Friday, 26 June 2009

Istanbul Political Philosophy Conference: Day 2

Primary version of this post available at Barry Stocker's Weblog, with scenic picture of the campus used!


Day two of a political philosophy event at Boğaziçi (Bosphorus) University south campus (pictured above), partly focused on Kant’s essay ‘Perpetual Peace’.

Harry Lesser of the University of Manchester began the day with a talk on ‘Machiavelli and Kant’. He argued that Kant disputes the idea of a political morality distinct from normal morality, unlike Machiavelli though Machiavelli’s intentions are moral in the long run in the sense he believe non-moral actions by normal standards can bring public benefits. Lesser avoided the more superficial representations of Machiavelli as simply immoral by suggesting that he is a virtue ethicist like Aristotle and Thomas Aquinas. At one level Kant agrees with Machiavelli in his more cynical remarks about human nature, as can be seen in his idea of radical evil (radical in the sense of deeply rooted and a deeply rooted tendency to act from impure motives rather than a tendency towards acts of radical evil).
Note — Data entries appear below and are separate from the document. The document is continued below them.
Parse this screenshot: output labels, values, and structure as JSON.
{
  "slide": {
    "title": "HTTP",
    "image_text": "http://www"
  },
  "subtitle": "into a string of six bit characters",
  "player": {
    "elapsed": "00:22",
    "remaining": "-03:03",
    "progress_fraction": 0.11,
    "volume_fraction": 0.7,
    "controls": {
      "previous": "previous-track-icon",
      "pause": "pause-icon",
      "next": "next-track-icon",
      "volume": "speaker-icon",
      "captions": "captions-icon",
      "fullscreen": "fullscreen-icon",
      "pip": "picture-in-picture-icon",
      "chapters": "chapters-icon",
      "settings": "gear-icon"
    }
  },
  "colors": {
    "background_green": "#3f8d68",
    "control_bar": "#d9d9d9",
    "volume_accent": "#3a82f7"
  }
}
Humans need morality because they are not moral. Nevertheless, according to Kant advance towards a higher moral state is possible, in which there is perpetual peace. Machiavelli assumes war is normal

For Kant, morality in the form of justice is necessary to politics and there are moral politician who respects human rights. They respect the importance of promise keeping and following universal maxims. The discussion which followed included points about how far Abraham Lincoln can be regarded as a Machiavellian leader, and how far Machiavelli recommends immorality to the Prince, rather than virtuous prudence.


Lesset was followed by Andrew Norris of the University of California Santa Barbara who presented a paper on, ‘Rousseau on Political Self-Assertion and Otherness’ Norris compared Rousseau’s account of ‘man everywhere in chains’ (in The Social Contract) with Aristotle’s account of the slave as an incomplete human being. We are in slaves as we are in a state of alienation from ourselves, we do not feel that we are natural real selves. Rousseau’s solution is a the social contract, in which thete is total alienation from ourselves in joining a general will (the will representing the rational moral position for all in the community, which they may or many not work out. We legislate for ourselves through the general will, and we escape the feeling that out life is all outside the present moment, in the past or future, by living in the present, through the general will. In his way there is a relation of the activity and passivity in ourselves through Rousseau’s will, and this is what enable the movement from animal desire to human. We have responsibility for a nation whether or not you like that identity or agree with the acts of that state, because of the way we joined together in the social contract. The discussion which followed included points about why we should accept a general social contract rather than the series of smaller social unions to which we belong; Rousseau’s ideal of small self sufficient communities in relation to his articulation of larger communities with more complex structures.


Lunch followed and the first afternoon speaker was Jon Mahoney of Kansas State University, who presented, ‘An Argument against Religious Exemption’. Mahoney looked at a US court case concerning Old Order Amish who do not believe their religion allows children to be educated beyond the age of 14, though education is compulsory until 16 in the US. Mahoney used egalitarian liberal approach in which he argued that equality does not allow parents to deny education to their children, though he thinks religious exceptions from the law are allowable where no basic right is eroded. The argument was partly that equality is a better foundation for egalitarian liberalism that individual autonomy. The discussion covered the Muslim head scarf in Turkey and France, different definitions of liberalism, and how far it is possible to go in allowing religious exceptions.


The next speaker was Sergueï Spetschinsky of the Free University of Brussels, a main instigator of the series of conferences on Philosophy of Peace, to which this event belongs. His paper had the title, ‘Illegitimate Peace: On the Antinomy of Mastery’. He looked at the paradox that peace can only be enforced through the threat of violence,. He related the structure of the higher instance which enforces peace on lower instances in relation to Kant’s discussion of the relation between ‘superior’ and ‘inferior’ university faculties in ‘Contest (Conflict) of Faculties)’. The solution offered to the paradox was the role of the citizen as philosopher who resists the violent aspects of the institutions which enforce peace. The discussion covered the role of constitutional checks and balances in controlling the state that enforces peace, the relation to Foucault’s thoughts on the role of violence in sovereignty, the way that Kant rests os a natural law tradition to justify the state as non-violent.


The last paper of the day was given by Carlota Moiso of Italy’ who paper had the title ‘About Dynamic Identity’. Moiso looked at Said’s theory of Orientalist misrepresentations of the ‘east’ in relation to ways in which European writers have engaged more fully with the ‘east’ and what can be taken from the religious and spiritual traditions of the ‘;east’.